腰椎分離症、症状の有無

腰椎分離症、症状の有無

腰痛を起こす原因疾患の一つに、腰椎分離症があります。
腰椎の後部(椎弓)の、上・下関節突起の間が分離した状態になり、その不安定さから症状を引き起こす可能性のある疾患です

この分離が起こる部位は、もともと構造的に弱いところなのですが、骨が未だ成長段階である青少年期に、激しいスポーツをすることなどで起こる、一種の疲労骨折だとされています。

腰椎分離症の人は意外と多く、大人にも多くみられます。大人の分離は疲労骨折後の偽関節と近似している状態だとされています。
残念ながら、20代以降では分離部の自然治癒は望めないといっていいようです。

大人の分離は、何かの理由でレントゲン写真を撮った時に、分離をたまたま発見したという状況が多く、分離による症状はなかったことが考えられます。
症状がない方には、骨折や偽関節の為の治療はしません。

大人の分離症では、無症状の人が多いのですが、分離部でのすべりが起こりやすくなります。
すべった腰椎によって、神経の通り道である脊柱管が狭くなり、腰や下肢のしびれや運動麻痺などを起こす事があります。

また、もともと弱い部位が分離しているため分離部の脆弱性は否めず、加齢によって変性している椎間板へのストレスが強くなり、ヘルニアを起こしやすくなるとの見解もあります。

子供の場合は治療方針が異なります。
腰痛が生じて間もない急性期であれば、殆どの場合で保存治療による骨癒合が期待できます。
少なくとも半年はスポーツを制限し、競技への本格参加は禁止し、硬性コルセットをきちんと装着するように指導します。

分離症はスポーツを活発におこなっている子供に生じやすく、スポーツ好きの子供に半年もの安静を強いることは、子供であるだけになかなか受け入れがたいものがあると思われます。

親やスポーツ指導者が、この少年時代にしかできない保存治療であることや、放置した場合のデメリットを説明して納得して貰わなくてはなりません。
長い治療期間中には、心理面に配慮した医師の診療と、親やスポーツ指導者も子供に対する心理的ケアが必要になります。

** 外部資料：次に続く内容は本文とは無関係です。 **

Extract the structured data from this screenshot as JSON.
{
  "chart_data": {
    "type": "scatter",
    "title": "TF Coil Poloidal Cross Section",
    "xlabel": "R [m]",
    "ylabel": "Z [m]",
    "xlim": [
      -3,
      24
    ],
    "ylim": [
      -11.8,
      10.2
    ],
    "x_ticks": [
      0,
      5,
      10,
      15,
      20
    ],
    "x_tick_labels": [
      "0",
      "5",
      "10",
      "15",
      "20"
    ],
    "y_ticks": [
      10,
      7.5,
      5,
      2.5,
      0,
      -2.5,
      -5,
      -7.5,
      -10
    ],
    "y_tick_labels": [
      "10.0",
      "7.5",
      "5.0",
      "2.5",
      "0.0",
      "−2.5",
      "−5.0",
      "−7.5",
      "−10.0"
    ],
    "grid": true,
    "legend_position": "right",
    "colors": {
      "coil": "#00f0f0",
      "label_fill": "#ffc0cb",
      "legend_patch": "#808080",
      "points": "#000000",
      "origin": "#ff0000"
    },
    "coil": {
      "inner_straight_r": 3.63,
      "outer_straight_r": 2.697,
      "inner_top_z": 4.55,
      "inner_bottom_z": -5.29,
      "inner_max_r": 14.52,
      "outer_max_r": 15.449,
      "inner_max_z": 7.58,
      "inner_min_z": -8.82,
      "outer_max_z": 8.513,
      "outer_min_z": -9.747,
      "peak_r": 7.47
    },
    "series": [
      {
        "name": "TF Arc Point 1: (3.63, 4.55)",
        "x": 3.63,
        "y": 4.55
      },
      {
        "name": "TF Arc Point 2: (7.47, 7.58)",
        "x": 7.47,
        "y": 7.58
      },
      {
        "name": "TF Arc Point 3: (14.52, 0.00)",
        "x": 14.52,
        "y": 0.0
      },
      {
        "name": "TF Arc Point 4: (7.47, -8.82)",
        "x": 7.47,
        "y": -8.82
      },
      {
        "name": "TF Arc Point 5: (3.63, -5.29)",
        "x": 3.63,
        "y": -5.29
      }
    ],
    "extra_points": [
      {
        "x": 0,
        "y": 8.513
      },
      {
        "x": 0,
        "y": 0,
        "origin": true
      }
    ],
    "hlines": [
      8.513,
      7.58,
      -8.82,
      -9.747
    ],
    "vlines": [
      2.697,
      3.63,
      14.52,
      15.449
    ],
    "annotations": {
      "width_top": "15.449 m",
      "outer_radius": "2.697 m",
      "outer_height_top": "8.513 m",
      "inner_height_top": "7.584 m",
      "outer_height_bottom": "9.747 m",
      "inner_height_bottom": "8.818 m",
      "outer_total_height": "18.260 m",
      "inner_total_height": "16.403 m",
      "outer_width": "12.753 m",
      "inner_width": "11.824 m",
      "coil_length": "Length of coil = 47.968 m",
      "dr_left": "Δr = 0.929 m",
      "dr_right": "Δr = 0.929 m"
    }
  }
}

大人になっても分離が残った場合は、症状がなければ特に治療の必要はありませんが、
分離部由来の腰痛が続いて生活に支障がある場合、年齢を重ねてすべり症や脊柱管狭窄症を発症した場合には治療が必要になります。

疼痛に対しては薬物療法やブロック療法を用いますが、それらの効果がなければ手術も考慮されます。

手術は分離部の固定術が一般的ですが、脊柱管狭窄症の症状が現れている場合には、椎弓切除術+脊椎固定術が必要になる事があります。